Die zentrale Frage des Artikels von Fuchs ist, “ob die rechtlichen und soziokulturellen Grundlagen des Konzepts der Naturrechte, wie sie in den genannten Fällen, insbesondere in den aus Lateinamerika stammenden, entwickelt wurden, auch in Europa und für den Fall Mar Menor tragfähig sind". Diese Frage trifft nicht den Kern der Idee der Einführung von Naturrechten in Europa. Aufgrund der soziokulturellen und rechtlichen Unterschiede kann das Mar Menor-Gesetz kein einfaches juristisches Transplantat sein, sondern kann und muss seine eigenen Grundlagen bilden. Mit anderen Worten: Die Kritik von Fuchs baut auf dem Vergleich mit Präzedenzfällen aus anderen Rechtskulturen auf, was es gleichzeitig schwierig macht, den einzigartigen und neuen Ansatz des Mar Menor-Gesetzes anzuerkennen. Das Gesetz ist ein konzeptioneller Erfolg, weil es eine eigene Argumentationsgrundlage schafft, die sich von früheren Fällen unterscheidet.
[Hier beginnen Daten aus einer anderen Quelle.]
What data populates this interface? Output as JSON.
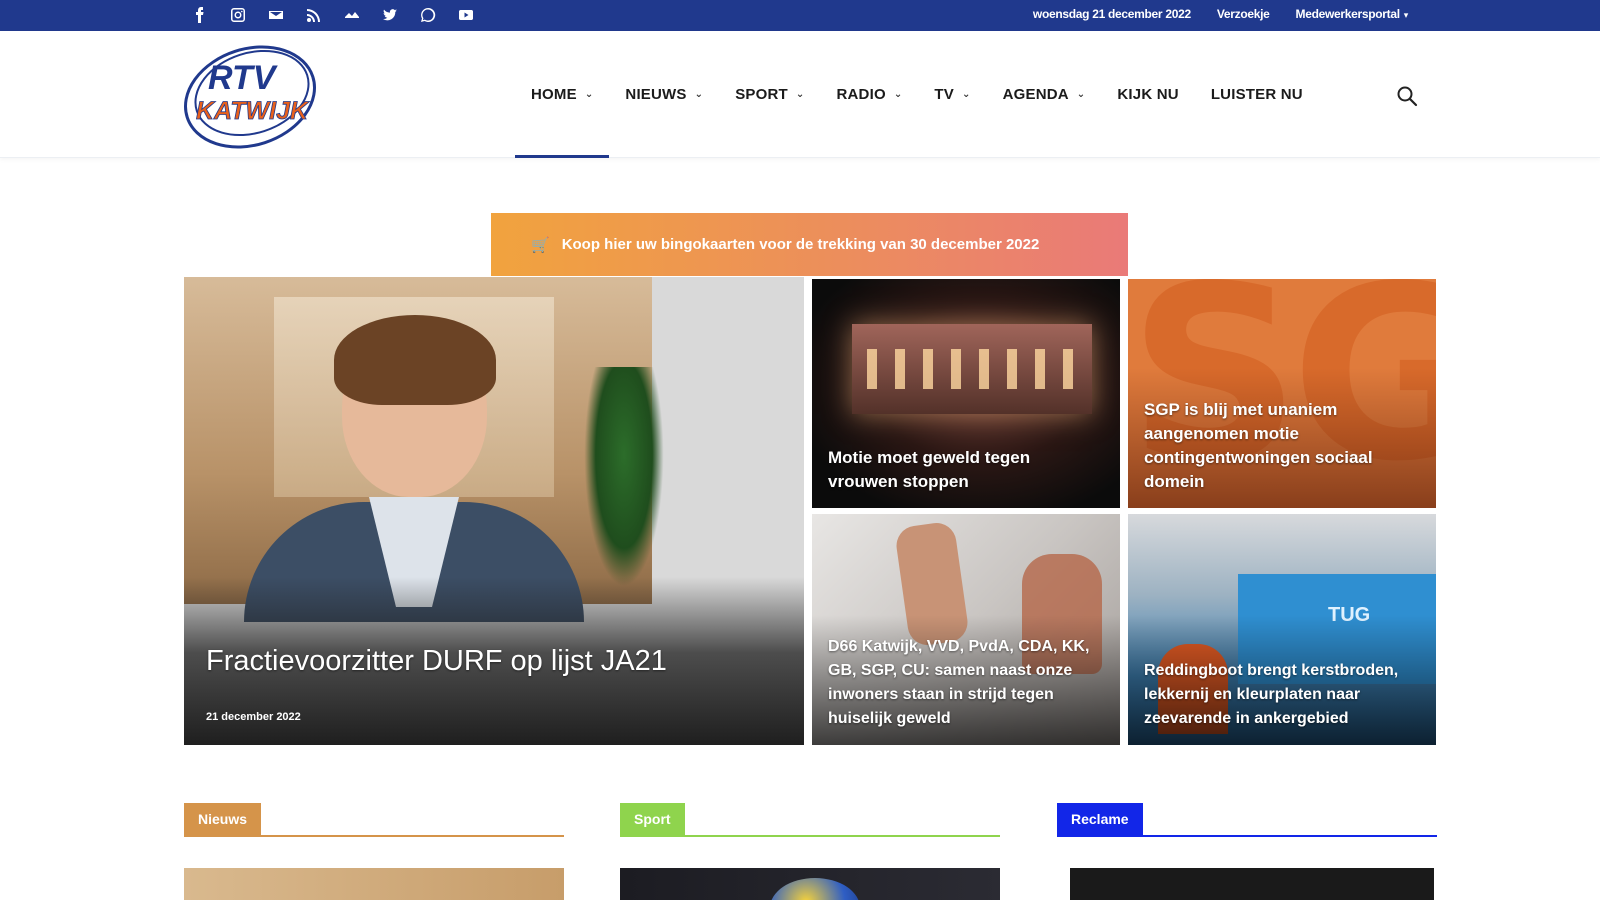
{
  "topbar": {
    "social_icons": [
      "facebook-icon",
      "instagram-icon",
      "mail-icon",
      "rss-icon",
      "soundcloud-icon",
      "twitter-icon",
      "whatsapp-icon",
      "youtube-icon"
    ],
    "date": "woensdag 21 december 2022",
    "link_send": "Verzoekje",
    "link_portal": "Medewerkersportal"
  },
  "header": {
    "logo_line1": "RTV",
    "logo_line2": "KATWIJK",
    "nav": [
      {
        "label": "HOME",
        "has_dropdown": true,
        "active": true
      },
      {
        "label": "NIEUWS",
        "has_dropdown": true,
        "active": false
      },
      {
        "label": "SPORT",
        "has_dropdown": true,
        "active": false
      },
      {
        "label": "RADIO",
        "has_dropdown": true,
        "active": false
      },
      {
        "label": "TV",
        "has_dropdown": true,
        "active": false
      },
      {
        "label": "AGENDA",
        "has_dropdown": true,
        "active": false
      },
      {
        "label": "KIJK NU",
        "has_dropdown": false,
        "active": false
      },
      {
        "label": "LUISTER NU",
        "has_dropdown": false,
        "active": false
      }
    ]
  },
  "promo": {
    "text": "Koop hier uw bingokaarten voor de trekking van 30 december 2022"
  },
  "hero": {
    "main": {
      "title": "Fractievoorzitter DURF op lijst JA21",
      "date": "21 december 2022"
    },
    "tiles": [
      {
        "title": "Motie moet geweld tegen vrouwen stoppen"
      },
      {
        "title": "SGP is blij met unaniem aangenomen motie contingentwoningen sociaal domein",
        "bg_text": "SGI"
      },
      {
        "title": "D66 Katwijk, VVD, PvdA, CDA, KK, GB, SGP, CU: samen naast onze inwoners staan in strijd tegen huiselijk geweld"
      },
      {
        "title": "Reddingboot brengt kerstbroden, lekkernij en kleurplaten naar zeevarende in ankergebied",
        "boat_text": "TUG"
      }
    ]
  },
  "sections": [
    {
      "label": "Nieuws",
      "color": "#d5944a"
    },
    {
      "label": "Sport",
      "color": "#8fd44d"
    },
    {
      "label": "Reclame",
      "color": "#1226e8"
    }
  ],
  "colors": {
    "topbar": "#20398d",
    "accent": "#20398d",
    "logo_orange": "#e8601c"
  }
}
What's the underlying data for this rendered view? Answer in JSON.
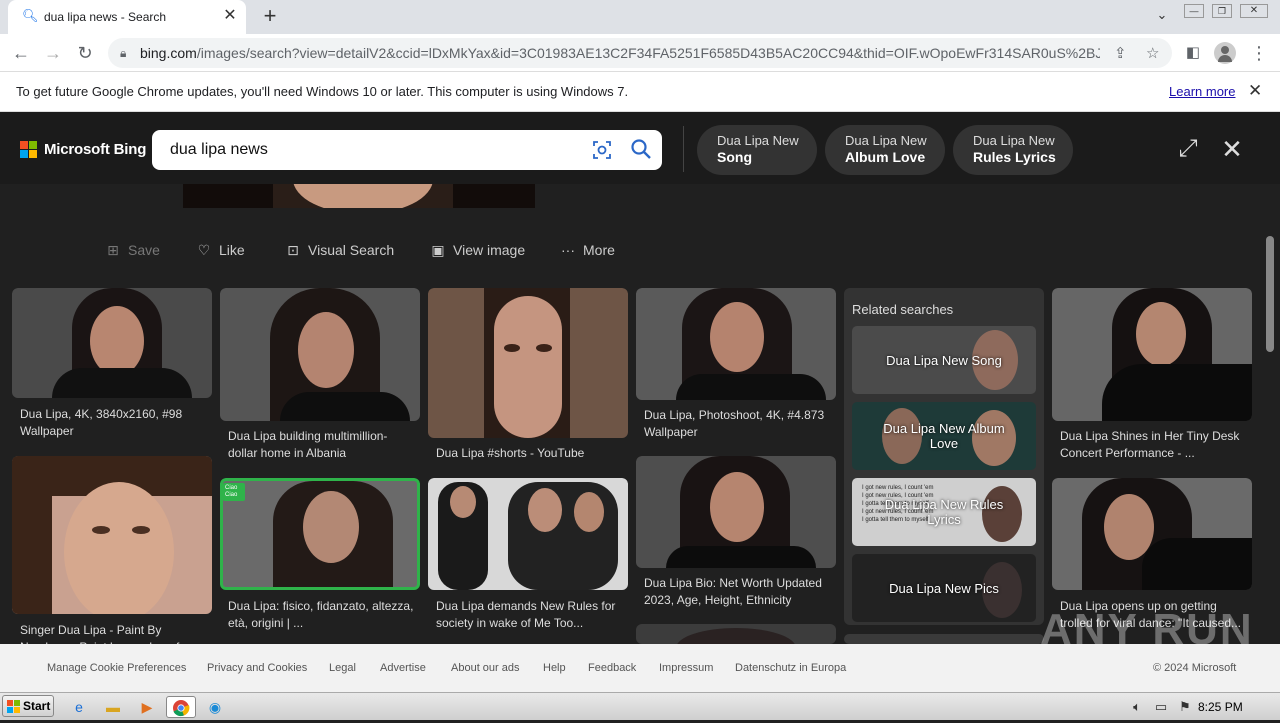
{
  "browser": {
    "tab_title": "dua lipa news - Search",
    "new_tab_label": "+",
    "url_host": "bing.com",
    "url_path": "/images/search?view=detailV2&ccid=lDxMkYax&id=3C01983AE13C2F34FA5251F6585D43B5AC20CC94&thid=OIF.wOpoEwFr314SAR0uS%2BJd..."
  },
  "infobar": {
    "message": "To get future Google Chrome updates, you'll need Windows 10 or later. This computer is using Windows 7.",
    "learn_more": "Learn more"
  },
  "bing": {
    "logo_text": "Microsoft Bing",
    "search_value": "dua lipa news",
    "pills": [
      {
        "line1": "Dua Lipa New",
        "line2": "Song"
      },
      {
        "line1": "Dua Lipa New",
        "line2": "Album Love"
      },
      {
        "line1": "Dua Lipa New",
        "line2": "Rules Lyrics"
      }
    ]
  },
  "actions": {
    "save": "Save",
    "like": "Like",
    "visual_search": "Visual Search",
    "view_image": "View image",
    "more": "More"
  },
  "results": {
    "col1": [
      {
        "caption": "Dua Lipa, 4K, 3840x2160, #98 Wallpaper"
      },
      {
        "caption": "Singer Dua Lipa - Paint By Numbers - Paint by numbers for adult"
      }
    ],
    "col2": [
      {
        "caption": "Dua Lipa building multimillion-dollar home in Albania"
      },
      {
        "caption": "Dua Lipa: fisico, fidanzato, altezza, età, origini | ..."
      }
    ],
    "col3": [
      {
        "caption": "Dua Lipa #shorts - YouTube"
      },
      {
        "caption": "Dua Lipa demands New Rules for society in wake of Me Too..."
      }
    ],
    "col4": [
      {
        "caption": "Dua Lipa, Photoshoot, 4K, #4.873 Wallpaper"
      },
      {
        "caption": "Dua Lipa Bio: Net Worth Updated 2023, Age, Height, Ethnicity"
      }
    ],
    "col6": [
      {
        "caption": "Dua Lipa Shines in Her Tiny Desk Concert Performance - ..."
      },
      {
        "caption": "Dua Lipa opens up on getting trolled for viral dance: \"It caused..."
      }
    ],
    "badge": "Ciao Ciao"
  },
  "related": {
    "title": "Related searches",
    "items": [
      {
        "label": "Dua Lipa New Song"
      },
      {
        "label": "Dua Lipa New Album Love"
      },
      {
        "label": "Dua Lipa New Rules Lyrics"
      },
      {
        "label": "Dua Lipa New Pics"
      }
    ],
    "lyrics_overlay": "I got new rules, I count 'em\nI got new rules, I count 'em\nI gotta tell them to myself\nI got new rules, I count 'em\nI gotta tell them to myself"
  },
  "footer": {
    "links": [
      "Manage Cookie Preferences",
      "Privacy and Cookies",
      "Legal",
      "Advertise",
      "About our ads",
      "Help",
      "Feedback",
      "Impressum",
      "Datenschutz in Europa"
    ],
    "copyright": "© 2024 Microsoft"
  },
  "watermark": "ANY RUN",
  "taskbar": {
    "start": "Start",
    "clock": "8:25 PM"
  }
}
Es schafft den Beginn einer westlichen liberalen Konzeption von Naturrechten, als, in den Worten von Fuchs, “ein weiteres Mosaiksteinchen einer globalen Bewegung für ökologische Gerechtigkeit".
Schließlich hat Fuchs Recht, wenn sie betont, dass “jedes neue Konzept ‘ökologischer Gerechtigkeit’ (…) verfassungsrechtlich fundiert sein muss, sich in die spezifischen Rechtstraditionen und -kulturen eines jeden Landes oder einer jeden Region einfügen und seine Wirkung nicht ignorieren darf". Der Wert des Falles Mar Menor liegt darin, dass er diese Fragen direkt oder indirekt aufwirft und anspricht. Indem er ein Experiment wagt, stößt er neue gesellschaftliche und rechtliche Aushandlungsprozesse an, zu denen auch das anstehende Urteil des spanischen Verfassungsgerichts beitragen kann. Es versteht sich von selbst, dass die Ideen des Gesetzes weiter ausgearbeitet und verhandelt werden müssen. Zwar enthält das Gesetz Unsicherheiten, insbesondere hinsichtlich der künftigen Durchsetzung der Rechte des Mar Menor durch die neu geschaffenen Vertretungsorgane. So wird, wie Fuchs zu Recht anmerkt, “erst die Zukunft zeigen, ob die Verleihung der Rechtspersönlichkeit an das Mar Menor tatsächlich einen effektiveren Umweltschutz bedeutet". Dies ist jedoch weniger überraschend, wenn man bedenkt, dass dies der erste europäische Naturrechtsfall überhaupt ist, der kein Vorbild in der europäischen Rechtspraxis hatte. In diesem Sinne ist das Gesetz ein Pionier. Inspiriert von Naturrechtsfällen im globalen Süden ist der Fall Mar Menor nicht das Ende, sondern der Anfang einer neuen Rechtsentwicklung. Er schafft einen Präzedenzfall für eine mögliche ökologische Transformation westlicher liberaler Rechtssysteme durch Naturrechte in Europa.